Relationship

Experts say ‘dating is like a drug, so be responsible with it’, during Millennial Love event



‘Dating is like a drug, so be responsible with it’, that was the message from experts during a panel discussion on love and relationships.

The Independent’s virtual event on post-pandemic dating, relationships, love and everything in between was hosted by senior lifestyle writer and the host of our Millennial Love podcast and the author of Millennial Love the book Olivia Petter.

Olivia was joined by psychologist and dating coach Madeleine Mason Roantree, behavioural scientist turned dating coach Logan Ury, who is the Director of Relationship Science at Hinge and Francesca Specter, journalist, author of Alonement and former Millennial Love podcast guest.

Watch the video below for a full recording of the event

Millennial Love: Dating post pandemic

The experts covered a range of scenarios that people might have experienced over the past 18 months when it comes to relationships and dating.

Some have suffered breakups and been forced to spend time alone during the lockdowns while others have found love and been fast tracked into the more involved stages of a relationship by the restrictions enforced by the pandemic.

All three experts were in agreement that one positive to have come out of this period of time is that people have been forced to slow down and take time to think about what it is they want from a relationship.

Ms Ury said: “We did some interesting research early on in the pandemic which showed people were breaking bad dating habits. There is a new dating termed called hard balling, where people say early on ‘I’m out’. People had been really busy and so this gave us a chance to slow down and decide what we really want, this has been one of my favourite silver linings from this moment.

She added: “Our brain in love is like our brain on a drug and so we are very addicted to the person and so when you are in a breakup that is a similar experience to the withdrawal of a drug. You have to be responsible with it.

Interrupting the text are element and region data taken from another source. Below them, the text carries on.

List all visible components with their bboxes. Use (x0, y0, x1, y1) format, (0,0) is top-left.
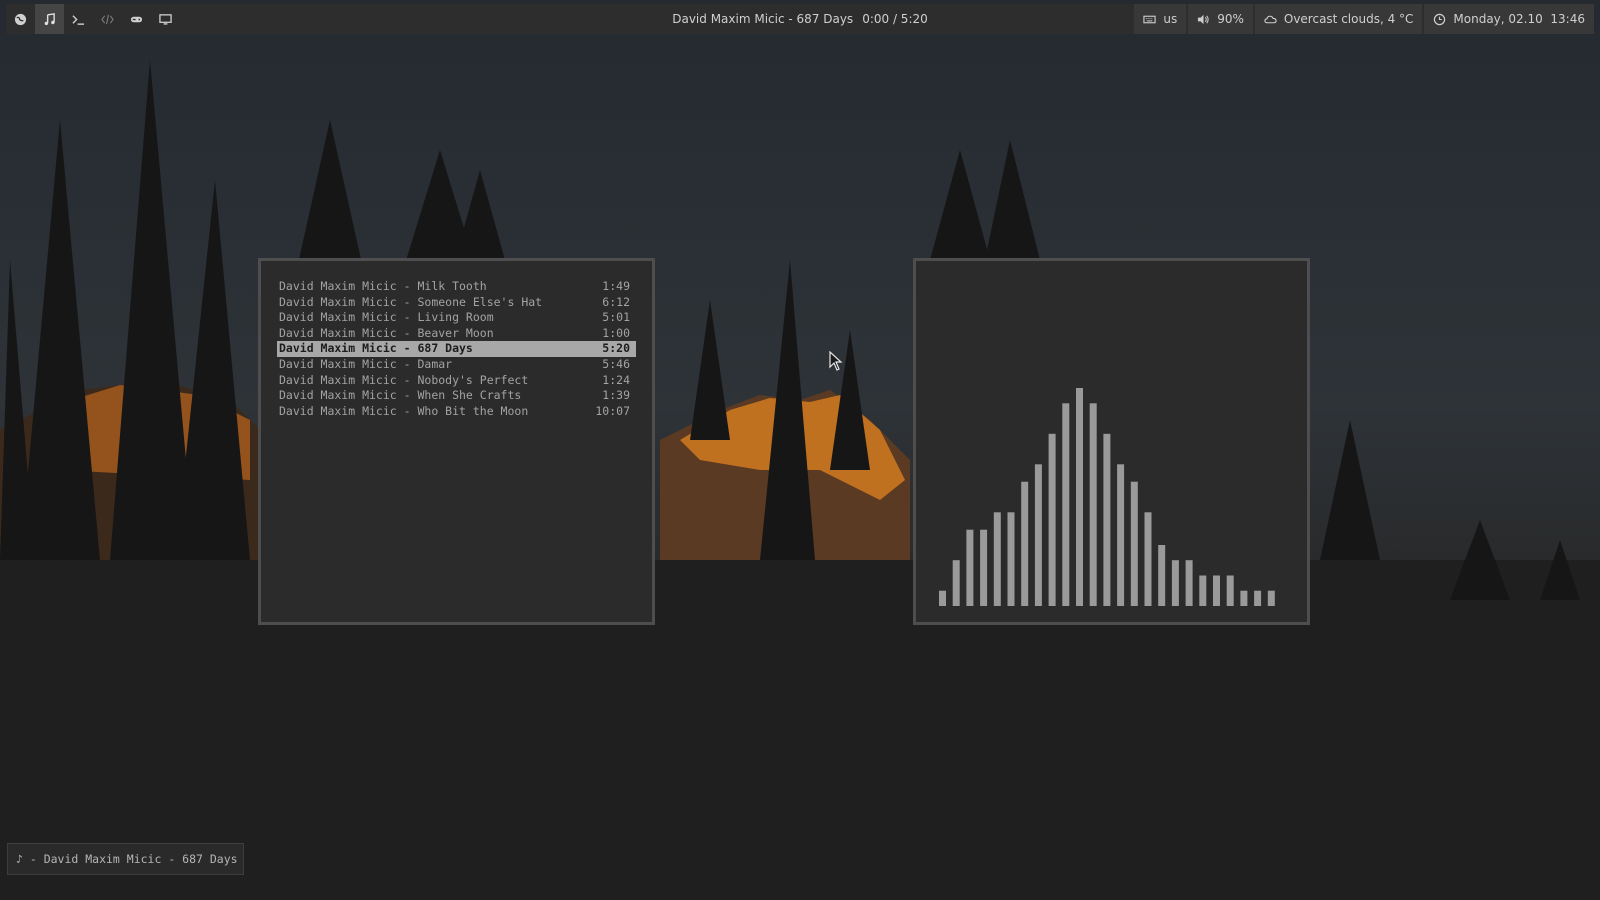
gamepad-icon (130, 16, 143, 22)
keyboard-layout-module[interactable]: us (1134, 4, 1187, 34)
workspace-games[interactable] (122, 4, 151, 34)
spectrum-bar (1130, 481, 1138, 606)
track-duration: 5:46 (602, 356, 630, 371)
spectrum-bar (1199, 575, 1207, 606)
clock-icon (1434, 13, 1446, 25)
playlist-track[interactable]: David Maxim Micic - Nobody's Perfect 1:24 (277, 373, 636, 389)
track-duration: 5:01 (602, 310, 630, 325)
workspace-code[interactable] (93, 4, 122, 34)
playlist-track[interactable]: David Maxim Micic - Living Room 5:01 (277, 310, 636, 326)
spectrum-bar (966, 529, 974, 606)
track-duration: 10:07 (595, 403, 630, 418)
music-note-icon (44, 12, 55, 25)
code-brackets-icon (101, 14, 114, 24)
playlist: David Maxim Micic - Milk Tooth 1:49 David … (277, 279, 636, 419)
cloud-icon (1264, 15, 1277, 23)
status-line: ♪ - David Maxim Micic - 687 Days (7, 843, 244, 875)
playlist-track[interactable]: David Maxim Micic - Someone Else's Hat 6:… (277, 295, 636, 311)
playlist-track[interactable]: David Maxim Micic - Who Bit the Moon 10:0… (277, 404, 636, 420)
top-status-bar: David Maxim Micic - 687 Days 0:00 / 5:20 … (6, 4, 1594, 34)
spectrum-bar (952, 560, 960, 606)
spectrum-bar (1034, 464, 1042, 606)
track-title: David Maxim Micic - Who Bit the Moon (279, 403, 529, 418)
spectrum-bar (939, 590, 946, 606)
spectrum-bar (980, 529, 988, 606)
spectrum-bar (993, 512, 1001, 606)
workspace-display[interactable] (151, 4, 180, 34)
track-title: David Maxim Micic - Damar (279, 356, 453, 371)
status-modules: us 90% Overcast clouds, 4 °C Monday, 02.… (1132, 4, 1594, 34)
spectrum-bar (1144, 512, 1152, 606)
spectrum-bar (1007, 512, 1015, 606)
spectrum-bar (1103, 433, 1111, 606)
weather-text: Overcast clouds, 4 °C (1283, 12, 1414, 26)
track-title: David Maxim Micic - Living Room (279, 310, 494, 325)
track-duration: 1:24 (602, 372, 630, 387)
track-duration: 1:49 (602, 279, 630, 293)
track-title: David Maxim Micic - Beaver Moon (279, 325, 494, 340)
spectrum-bar (1267, 590, 1275, 606)
spectrum-bar (1213, 575, 1220, 606)
playlist-track[interactable]: David Maxim Micic - 687 Days 5:20 (277, 341, 636, 357)
playlist-track[interactable]: David Maxim Micic - Damar 5:46 (277, 357, 636, 373)
volume-level: 90% (1217, 12, 1244, 26)
mouse-cursor-icon (829, 351, 843, 371)
track-duration: 5:20 (602, 341, 630, 356)
spectrum-bar (1158, 545, 1166, 606)
globe-icon (14, 13, 27, 25)
spectrum-visualizer (939, 388, 1275, 606)
playlist-track[interactable]: David Maxim Micic - Beaver Moon 1:00 (277, 326, 636, 342)
track-duration: 1:00 (602, 325, 630, 340)
now-playing-title: David Maxim Micic - 687 Days (672, 12, 854, 26)
spectrum-bar (1171, 560, 1179, 606)
workspace-switcher (6, 4, 180, 34)
desktop-wallpaper (0, 0, 1600, 900)
track-title: David Maxim Micic - Someone Else's Hat (279, 294, 543, 309)
track-title: David Maxim Micic - When She Crafts (279, 388, 522, 403)
track-duration: 6:12 (602, 294, 630, 309)
spectrum-bar (1076, 388, 1083, 606)
track-title: David Maxim Micic - Nobody's Perfect (279, 372, 529, 387)
workspace-terminal[interactable] (64, 4, 93, 34)
spectrum-bar (1117, 464, 1125, 606)
spectrum-bar (1021, 481, 1029, 606)
speaker-icon (1198, 14, 1209, 24)
track-title: David Maxim Micic - Milk Tooth (279, 279, 487, 293)
keyboard-layout-label: us (1163, 12, 1178, 26)
visualizer-window[interactable] (913, 258, 1310, 625)
spectrum-bar (1254, 590, 1262, 606)
time-text: 13:46 (1550, 12, 1585, 26)
playlist-track[interactable]: David Maxim Micic - When She Crafts 1:39 (277, 388, 636, 404)
track-duration: 1:39 (602, 388, 630, 403)
spectrum-bar (1240, 590, 1248, 606)
workspace-web[interactable] (6, 4, 35, 34)
spectrum-bar (1089, 403, 1097, 606)
terminal-prompt-icon (72, 14, 85, 25)
keyboard-icon (1143, 15, 1156, 23)
spectrum-bar (1185, 560, 1193, 606)
playlist-window[interactable]: David Maxim Micic - Milk Tooth 1:49 David … (258, 258, 655, 625)
volume-module[interactable]: 90% (1188, 4, 1253, 34)
spectrum-bar (1048, 433, 1056, 606)
playlist-track[interactable]: David Maxim Micic - Milk Tooth 1:49 (277, 279, 636, 295)
monitor-icon (159, 13, 172, 25)
weather-module[interactable]: Overcast clouds, 4 °C (1254, 4, 1423, 34)
clock-module[interactable]: Monday, 02.10 13:46 (1424, 4, 1594, 34)
now-playing-time: 0:00 / 5:20 (862, 12, 928, 26)
spectrum-bar (1226, 575, 1234, 606)
spectrum-bar (1062, 403, 1070, 606)
date-text: Monday, 02.10 (1453, 12, 1543, 26)
workspace-music[interactable] (35, 4, 64, 34)
track-title: David Maxim Micic - 687 Days (279, 341, 473, 356)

“The desire for love is universal, you do not grow out of it. In general a lot of people want to be in partnership and that is something you don’t age out of.”

Ms Spectre added: “You think that a relationship is a jail free card but it isn’t and actually you are never really free from a relationship with yourself and so that can be a good thing to lean into.”

Ms Mason Roantree added that our behaviour hasn’t necessarily been changed by the pandemic.

She said: “I don’t think the pandemic has changed human behaviour but it has highlighted some things for us and the lockdowns have particularly have sped things up for us, hence the mention of intentionality, and sped up important questions for us about am I happy and am I content.